People often imagine opening day as something grand.
A perfect day.
Everything ready.
Everything polished.
Everyone standing there feeling calm and proud.
I wish I could tell you that was how it felt.
The truth is, I remember feeling a mix of excitement, disbelief and pure nerves.
After years of dreaming, planning, building, planting, waiting, changing plans, questioning ourselves and wondering if this place that only existed in our minds would one day become real — suddenly there were people arriving.
Real people.
Walking through the doors.
Putting down their bags.
Sitting in spaces that had once only lived in our imagination.

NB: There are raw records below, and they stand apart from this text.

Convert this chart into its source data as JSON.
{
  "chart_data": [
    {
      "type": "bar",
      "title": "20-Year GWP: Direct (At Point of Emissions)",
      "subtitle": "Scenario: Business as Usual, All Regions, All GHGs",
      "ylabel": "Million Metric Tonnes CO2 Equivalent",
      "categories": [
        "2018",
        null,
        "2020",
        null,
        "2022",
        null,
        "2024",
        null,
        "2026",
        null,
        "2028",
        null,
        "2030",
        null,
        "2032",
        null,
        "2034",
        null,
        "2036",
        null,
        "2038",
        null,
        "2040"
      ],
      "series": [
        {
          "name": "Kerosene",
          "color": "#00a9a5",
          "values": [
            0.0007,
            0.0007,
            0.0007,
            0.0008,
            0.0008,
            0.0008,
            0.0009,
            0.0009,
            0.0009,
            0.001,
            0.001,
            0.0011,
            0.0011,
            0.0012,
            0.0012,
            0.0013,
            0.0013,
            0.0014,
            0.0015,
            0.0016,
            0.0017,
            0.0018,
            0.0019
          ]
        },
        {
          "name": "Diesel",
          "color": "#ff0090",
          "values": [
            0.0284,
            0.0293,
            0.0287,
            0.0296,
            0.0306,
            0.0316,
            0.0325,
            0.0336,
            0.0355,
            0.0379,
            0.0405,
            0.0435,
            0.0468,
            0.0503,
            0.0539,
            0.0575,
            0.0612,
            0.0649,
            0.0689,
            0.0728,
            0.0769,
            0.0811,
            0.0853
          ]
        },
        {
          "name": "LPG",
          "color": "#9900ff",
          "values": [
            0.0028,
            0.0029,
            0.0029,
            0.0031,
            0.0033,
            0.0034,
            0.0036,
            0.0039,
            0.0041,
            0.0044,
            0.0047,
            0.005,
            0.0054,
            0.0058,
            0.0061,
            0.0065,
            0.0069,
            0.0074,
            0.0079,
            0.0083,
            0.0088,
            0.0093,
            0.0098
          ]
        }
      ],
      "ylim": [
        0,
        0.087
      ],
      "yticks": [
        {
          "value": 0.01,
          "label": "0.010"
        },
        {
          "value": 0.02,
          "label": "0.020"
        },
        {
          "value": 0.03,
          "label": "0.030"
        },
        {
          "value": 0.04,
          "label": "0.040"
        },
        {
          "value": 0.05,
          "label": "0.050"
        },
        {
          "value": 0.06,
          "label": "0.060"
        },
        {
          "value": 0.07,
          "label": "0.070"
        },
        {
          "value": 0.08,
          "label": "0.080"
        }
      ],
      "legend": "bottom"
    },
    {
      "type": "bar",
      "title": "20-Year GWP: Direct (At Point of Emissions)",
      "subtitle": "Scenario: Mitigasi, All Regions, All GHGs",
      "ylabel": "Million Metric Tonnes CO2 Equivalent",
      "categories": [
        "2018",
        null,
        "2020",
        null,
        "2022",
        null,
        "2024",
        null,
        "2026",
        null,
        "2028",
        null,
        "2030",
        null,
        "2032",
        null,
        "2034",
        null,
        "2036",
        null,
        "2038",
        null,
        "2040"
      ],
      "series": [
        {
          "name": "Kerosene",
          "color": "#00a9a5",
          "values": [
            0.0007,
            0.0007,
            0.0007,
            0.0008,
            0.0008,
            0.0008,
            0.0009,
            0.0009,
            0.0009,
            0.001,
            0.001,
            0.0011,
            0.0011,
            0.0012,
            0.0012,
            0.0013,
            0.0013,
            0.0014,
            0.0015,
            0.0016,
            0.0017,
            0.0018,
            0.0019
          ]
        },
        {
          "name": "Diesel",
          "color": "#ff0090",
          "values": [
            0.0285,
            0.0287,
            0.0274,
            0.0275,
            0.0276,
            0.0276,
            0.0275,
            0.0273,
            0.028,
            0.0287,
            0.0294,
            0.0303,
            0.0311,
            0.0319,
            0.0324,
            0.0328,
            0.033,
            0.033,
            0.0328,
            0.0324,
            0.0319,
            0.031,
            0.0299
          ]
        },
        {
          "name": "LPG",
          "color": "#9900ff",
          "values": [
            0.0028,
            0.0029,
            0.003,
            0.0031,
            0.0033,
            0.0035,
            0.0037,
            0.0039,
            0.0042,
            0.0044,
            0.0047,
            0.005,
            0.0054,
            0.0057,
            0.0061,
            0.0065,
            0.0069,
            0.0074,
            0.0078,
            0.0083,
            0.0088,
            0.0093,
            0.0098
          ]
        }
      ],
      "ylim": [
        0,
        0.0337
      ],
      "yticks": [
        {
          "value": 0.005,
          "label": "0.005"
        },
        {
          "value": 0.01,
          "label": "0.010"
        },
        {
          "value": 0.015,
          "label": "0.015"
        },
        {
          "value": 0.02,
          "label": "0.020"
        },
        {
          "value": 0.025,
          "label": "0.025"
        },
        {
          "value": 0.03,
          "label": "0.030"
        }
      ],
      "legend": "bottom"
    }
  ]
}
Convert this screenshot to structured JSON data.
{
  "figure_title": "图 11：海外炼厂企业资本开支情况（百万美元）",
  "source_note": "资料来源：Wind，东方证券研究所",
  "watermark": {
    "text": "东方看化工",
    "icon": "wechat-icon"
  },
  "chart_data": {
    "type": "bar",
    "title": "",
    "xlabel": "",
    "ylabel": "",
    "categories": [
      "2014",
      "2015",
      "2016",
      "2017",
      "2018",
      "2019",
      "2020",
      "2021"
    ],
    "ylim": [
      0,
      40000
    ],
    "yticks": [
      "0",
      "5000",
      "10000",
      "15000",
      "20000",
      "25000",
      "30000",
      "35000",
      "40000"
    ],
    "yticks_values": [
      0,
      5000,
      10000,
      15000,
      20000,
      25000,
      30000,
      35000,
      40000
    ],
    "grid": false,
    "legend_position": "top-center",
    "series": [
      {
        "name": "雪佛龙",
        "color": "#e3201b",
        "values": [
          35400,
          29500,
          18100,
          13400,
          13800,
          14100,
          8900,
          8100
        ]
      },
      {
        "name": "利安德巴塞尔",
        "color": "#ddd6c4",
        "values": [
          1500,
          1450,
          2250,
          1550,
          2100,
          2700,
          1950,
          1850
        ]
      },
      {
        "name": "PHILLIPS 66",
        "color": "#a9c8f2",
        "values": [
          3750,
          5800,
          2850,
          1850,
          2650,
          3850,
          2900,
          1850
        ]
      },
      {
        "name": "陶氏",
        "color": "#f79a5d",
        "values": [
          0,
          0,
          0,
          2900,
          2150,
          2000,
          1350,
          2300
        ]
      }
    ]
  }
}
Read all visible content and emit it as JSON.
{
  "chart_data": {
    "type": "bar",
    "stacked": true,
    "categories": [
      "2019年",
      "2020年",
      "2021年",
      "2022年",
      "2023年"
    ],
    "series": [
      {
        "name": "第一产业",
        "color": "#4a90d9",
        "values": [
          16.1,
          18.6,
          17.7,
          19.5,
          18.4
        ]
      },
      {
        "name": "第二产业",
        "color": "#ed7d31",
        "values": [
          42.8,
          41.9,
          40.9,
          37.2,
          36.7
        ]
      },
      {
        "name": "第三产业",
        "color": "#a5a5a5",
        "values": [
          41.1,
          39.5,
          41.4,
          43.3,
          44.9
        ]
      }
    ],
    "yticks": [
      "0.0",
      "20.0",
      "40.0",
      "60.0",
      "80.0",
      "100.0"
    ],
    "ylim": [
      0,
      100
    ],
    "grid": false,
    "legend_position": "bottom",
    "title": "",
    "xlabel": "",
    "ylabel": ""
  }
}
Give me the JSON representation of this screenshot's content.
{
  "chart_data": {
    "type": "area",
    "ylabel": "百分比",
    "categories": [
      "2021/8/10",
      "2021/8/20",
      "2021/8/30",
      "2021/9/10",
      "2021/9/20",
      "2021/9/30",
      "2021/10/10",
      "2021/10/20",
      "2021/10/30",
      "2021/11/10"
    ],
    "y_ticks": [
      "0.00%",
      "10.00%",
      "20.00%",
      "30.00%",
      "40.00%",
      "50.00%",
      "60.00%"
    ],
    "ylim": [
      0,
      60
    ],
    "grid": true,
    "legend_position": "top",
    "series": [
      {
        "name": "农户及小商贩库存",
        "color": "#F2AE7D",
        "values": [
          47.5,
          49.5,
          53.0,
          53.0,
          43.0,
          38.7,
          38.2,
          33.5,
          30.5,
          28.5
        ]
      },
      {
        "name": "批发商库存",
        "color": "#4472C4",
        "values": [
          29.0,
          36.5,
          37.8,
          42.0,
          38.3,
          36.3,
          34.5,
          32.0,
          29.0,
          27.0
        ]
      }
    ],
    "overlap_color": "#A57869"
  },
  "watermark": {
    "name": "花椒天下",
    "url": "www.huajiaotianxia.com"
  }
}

I remember looking around and thinking:
"Wait… this is actually happening."
Because for so long : ,8 years to be exact - House of Mi-Rin felt like a project still in progress.
There was always another thing to do.
Another decision to make.
Another corner to finish.
Another thing to improve.
You spend years focusing on building something that you almost forget to stop and look at what has already been built.
Then suddenly guests arrived.
And something shifted.
Because House of Mi-Rin no longer belonged only to us.
The space started filling with conversations.
With laughter.
With footsteps.
With people sitting quietly looking out toward the hills.
People slowing down.
People noticing things.
I remember seeing someone pause in the garden longer than I expected.
Someone asking where the vegetables came from.
Someone sitting with tea and simply staring out at the landscape without saying anything.
Small moments.
But somehow those were the moments that stayed with me.
Not because I thought:
"We've done it."
But because I thought:
"They feel it too."
The feeling we had been chasing all those years.
The feeling we couldn't properly explain.
The feeling that started long before there was a building.
Warmth.
Stillness.
A place to breathe.
People sometimes ask what my favourite part of House of Mi-Rin is.
The gardens.
The animals.
The food.
The rooms.
Truthfully?
I think it's opening a door and watching somebody slowly settle into a different pace.
Because years ago, I was searching for that feeling too.